Since Orlik teaches essentially all of our classes, the next class period with a new teacher rolls around at 11 am. Jimena, the biology teacher, made her appearance only twice the entire three months I was at Colombian school. Jimena is the headteacher of the “Once Girls” – the infamous seniors of the school who had pretty much all say in everything that goes on at Santa Maria Del Rosario for the entirety of the school year. They hold a lot of power, and as the teacher of them, Jimena was busy – too busy to actually teach our class. At this point, it would be abnormal for Jimena to show up. 

Instead of learning about mitochondria, my classmates quickly seize the opportunity and host an impromptu twerk session. A few things I’ve learned about twerking and Colombia: apparently, school walls can be fantastic props, Colombian girls have a real talent for twerking, and I am the worst twerker in the world! In the middle of Manuela Garcia choreographing the twerk lesson, Manuela and Isabela #4 get into a catfight. My classmates’ favorite pastime is watching girl-on-girl fights – especially when there is blood drawn and hair pulled. I think this particular catfight started over Manuela never giving Isabella Palacio her 1500 COP for sour, spicy, unripe mango. Nonetheless, my classmates jump into action: screaming, cheering for one girl, and yelling at the other while filming the madness on SnapChat. When the fight dies out, Manuela’s arm is bleeding due to the inch-long acrylics Isabela Palacio is adorning. Manuela got revenge with the chunk of hair she yanked off of Palacio’s head. Just another day at school, just another day at school. 

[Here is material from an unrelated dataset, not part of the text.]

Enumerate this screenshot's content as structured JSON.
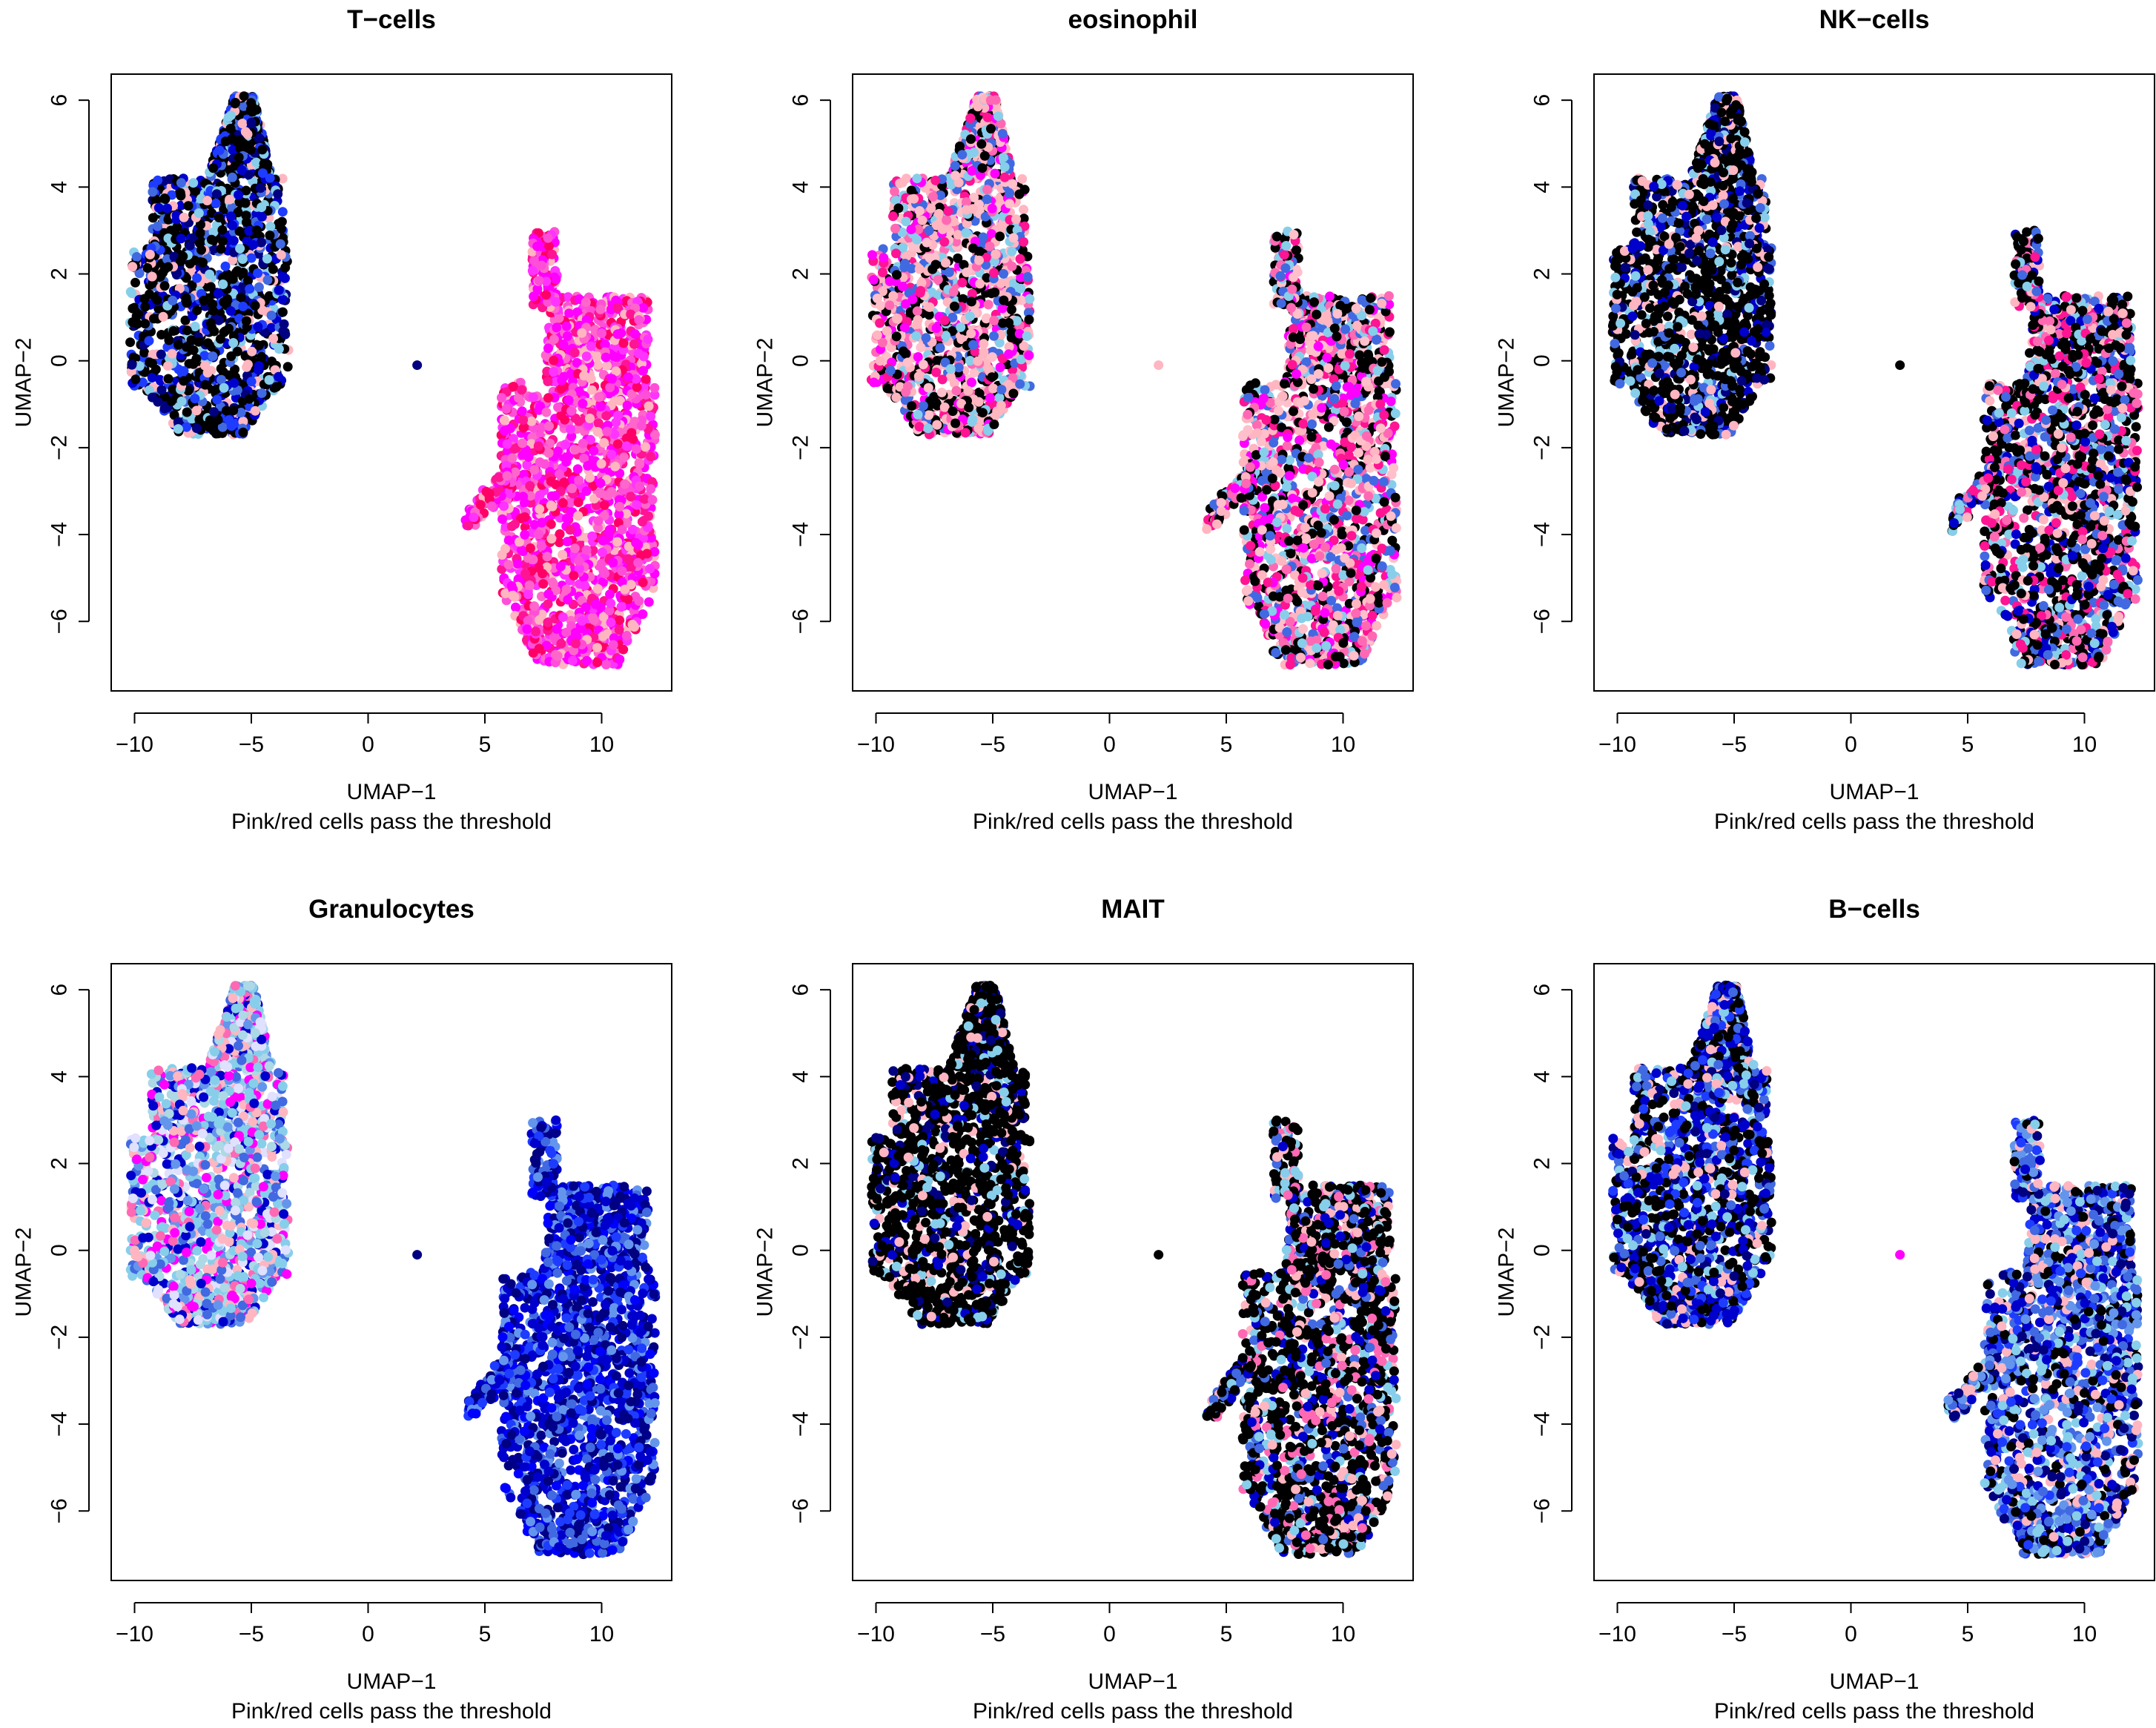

Since Orlik and Jimena never show up, we go to lunch as the second daily prayer livens the loudspeakers. Our lunch spot is the library, but quiet has no meaning to a bunch of Colombian girls, so we blast Colombian reggaeton songs, gossip about the nun’s and seniors of the school, and Palacio and Manuela, over the previous catfight, talk about their upcoming nose surgeries. The most wholesome moment of the day, and the calmest, is when I get to share my diverse array of foods with my classmates. The rapture of disgust as they try pad thai and hummus for the first time and the looks of delight as they try granola bars and goldfish are some of my most cherished memories…it’s as if, for a second, they are in a moment of confusion, not knowing what to expect – similar to how I feel almost continuously. 

Surprisingly, days like these were standard in this Colombian, all-girls Catholic private school. Even more shocking, I feel like I learned more about Colombia, my classmates, and Spanish from the days where the teacher would never appear and my classmates and I would make the day our own. Some days were boring and filled with history textbooks, solving for x, and memorizing scriptures from the bible, but others were too chaotic and bizarre to put into words. Hopefully, you got a glimpse into the days I miss terribly.